Oct 8 – Hey Brian, happy birthday. This business isn't making you any younger.

 

August 26 – You may have seen this in our TopDog Times newsletter, but since the newsletter reaches a few hundred, while thousands of you read The Scoop, we thought we’d repeat it here. The question: Exactly what is it that TopDog does?

This market and this economy have changed what we do for you.

It’s not what we expected nor, we find, what you expected.

We’ve struggled to define it in a clear and simple way. And then it came to us.

We’re a retail store.

Like Nordstrom or Target or Restoration Hardware, we offer a full contingent of quality products, well-designed products, cool and unique products.

If you have project work in marketing and communications, we’re not just a retail store, we’re your only multi-vendor retail store.

First floor, DING! Advertising agencies.

Second floor, DING! Design firms.

Third floor, DING! Interactive resources.

Fourth floor, DING! PR firms.

Fifth floor, DING! Direct response agencies.

Sixth floor, DING! Free agent talent, no company ‘look’ except your own, everything custom made.

Every floor, DING! Looking for solutions? Find them here. One store, one phone call, one point of contact.

Sure, you could make all the contacts yourself, but that’s like having separate conversations with Prada and Polo and Kate Spade and Tommy Bahama and…well, you get the idea.

By going direct, maybe you could get a better deal. Or maybe not. For sure, you’d spend more time and search money in exchange for less assurance and fewer options.

With us, you’ll find one commonality: experienced, credentialed, top dog resources. All of them. All high quality, proven and available with no commitment asked of you beyond the project.

No, we haven’t confirmed availability with every agency, every firm. But we’ve yet to find a group that doesn’t want us to bring them projects.

Does this mean TopDog is no longer in the short-term, mid-length or permanent placement business? No. (More about that in our September newsletter.)

But it does mean you have a powerful, first-time-ever business tool at your disposal. You can do things you couldn’t do last year. You can do things you couldn’t do yesterday.

Really. You can. You just have to do them.

So. Now that dollars are especially tight, how can you get the most from the dollars you have?
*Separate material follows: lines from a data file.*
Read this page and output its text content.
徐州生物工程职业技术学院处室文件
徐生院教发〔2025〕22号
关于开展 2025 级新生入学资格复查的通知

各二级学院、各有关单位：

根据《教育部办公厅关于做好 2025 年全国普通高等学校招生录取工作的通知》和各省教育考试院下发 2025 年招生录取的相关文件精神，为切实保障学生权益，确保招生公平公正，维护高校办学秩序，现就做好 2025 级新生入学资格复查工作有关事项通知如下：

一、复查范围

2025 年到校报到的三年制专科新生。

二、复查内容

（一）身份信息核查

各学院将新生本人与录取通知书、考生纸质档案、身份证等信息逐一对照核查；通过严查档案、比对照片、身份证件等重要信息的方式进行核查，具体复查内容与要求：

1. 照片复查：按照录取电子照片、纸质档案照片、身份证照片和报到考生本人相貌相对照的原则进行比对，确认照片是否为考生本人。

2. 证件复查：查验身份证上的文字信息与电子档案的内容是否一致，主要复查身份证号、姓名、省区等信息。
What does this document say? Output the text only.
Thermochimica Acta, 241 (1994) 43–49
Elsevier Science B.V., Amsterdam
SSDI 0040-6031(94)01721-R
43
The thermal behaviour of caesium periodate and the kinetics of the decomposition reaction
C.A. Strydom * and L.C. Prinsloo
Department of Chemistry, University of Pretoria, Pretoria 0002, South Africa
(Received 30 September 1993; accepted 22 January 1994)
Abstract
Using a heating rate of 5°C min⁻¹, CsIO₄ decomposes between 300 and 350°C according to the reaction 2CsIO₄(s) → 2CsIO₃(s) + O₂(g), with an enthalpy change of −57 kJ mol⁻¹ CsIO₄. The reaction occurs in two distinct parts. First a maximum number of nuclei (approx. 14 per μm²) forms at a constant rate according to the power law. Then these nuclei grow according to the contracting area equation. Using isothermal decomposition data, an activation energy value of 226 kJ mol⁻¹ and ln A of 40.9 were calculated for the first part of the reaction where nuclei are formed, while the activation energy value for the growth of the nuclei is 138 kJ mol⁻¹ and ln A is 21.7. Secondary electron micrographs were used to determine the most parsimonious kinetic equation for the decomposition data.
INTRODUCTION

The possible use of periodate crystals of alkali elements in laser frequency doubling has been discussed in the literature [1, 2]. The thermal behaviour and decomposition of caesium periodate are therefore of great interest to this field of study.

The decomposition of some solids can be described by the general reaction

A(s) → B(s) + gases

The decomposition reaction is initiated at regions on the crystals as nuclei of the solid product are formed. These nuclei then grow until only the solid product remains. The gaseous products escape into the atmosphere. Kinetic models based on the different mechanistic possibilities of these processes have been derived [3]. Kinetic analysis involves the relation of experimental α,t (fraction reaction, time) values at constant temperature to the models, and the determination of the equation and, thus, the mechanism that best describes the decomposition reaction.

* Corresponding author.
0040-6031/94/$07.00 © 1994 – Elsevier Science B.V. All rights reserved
Did you hear that latest DING?

That’s the bell that just rang in your head.

 

July 17 – Sometimes I don’t feel like I’m a top dog. –np, talent.

Ain’t it the truth. It’s especially so when we’re not busy enough, not getting endorsement (as though creative people aren’t paranoid enough already). Check The Art of Possibility by Rosamund and Ben Zander. Ben, conductor of the Boston Symphony, teaches an advanced class in the art of musical performance. At the start of the class, he tells each student that they’ll be getting an A, but there’s one requirement. They’re to write a letter to him in the first two weeks, dated the last day of class and written in the past tense, explaining why he or she deserved the A and what the class accomplished for them. This gives both the student and teacher a recipe for success. A Korean student wrote “In Korea, they tell me I am number 68 out of 70 students, Mr. Zander tells me I am an A. Very confusing. I think about this, discover I am happier being an A instead of No. 68. So I decide I am an A.” So how do you think that student performed? Not a top dog? Don’t be too quick with that.

 

June 9 – The real question to me is who can you get us that we don’t already know about? dg, agency owner

If your shop is a magnet for talent and your thumb is on the pulse, yes, you will know many of the people we represent; that’s an offshoot of their experience. But we’re more than freelance central. We see people new to the market, people considering a change. teams and groups who don’t normally freelance and people outside your normal offering, such as interactive talent or white paper authors. We can source from out of market, out of state. We work faster than you could and from a larger pool of top-level talent. We do the search so you can dedicate to doing the work.

 

June 5 – You can get us projects? How much will that cost us? – jc, agency owner

TD – It costs nothing and it’s extremely efficient. A project comes in a clean, defined package. You help determine the sides – target, strategy, timing, budget – and then elevate the work as high as you can. The clients come to you for your expertise, style and level of work. A nice piece of business, a nice hit for both you and the client. Just a project, but who knows where it will lead?

 

Feb. 29 – Your value prop to agencies needs to be stronger. Agency folks are only interested in getting killer results fast – and fresh is perceived as better. -dl

TD – The key, we think, is in meeting expectations. This means fitting the culture as well as bringing requisite skills. ‘Killer' work entails high risk; not everyone wants to assume that, particularly when time and dollars are short. Strong, solid work may be what fits the bill. We have people who've delivered killer results, but again, this flirts with high risk. Let's define the parameters carefully, together, and in front. And while we're all for ‘fresh,' that too is a judgment call.  Not to be cynics, but really, how much fresh work have you seen lately? Different agencies will have different answers. Let's be sure we're together on the page.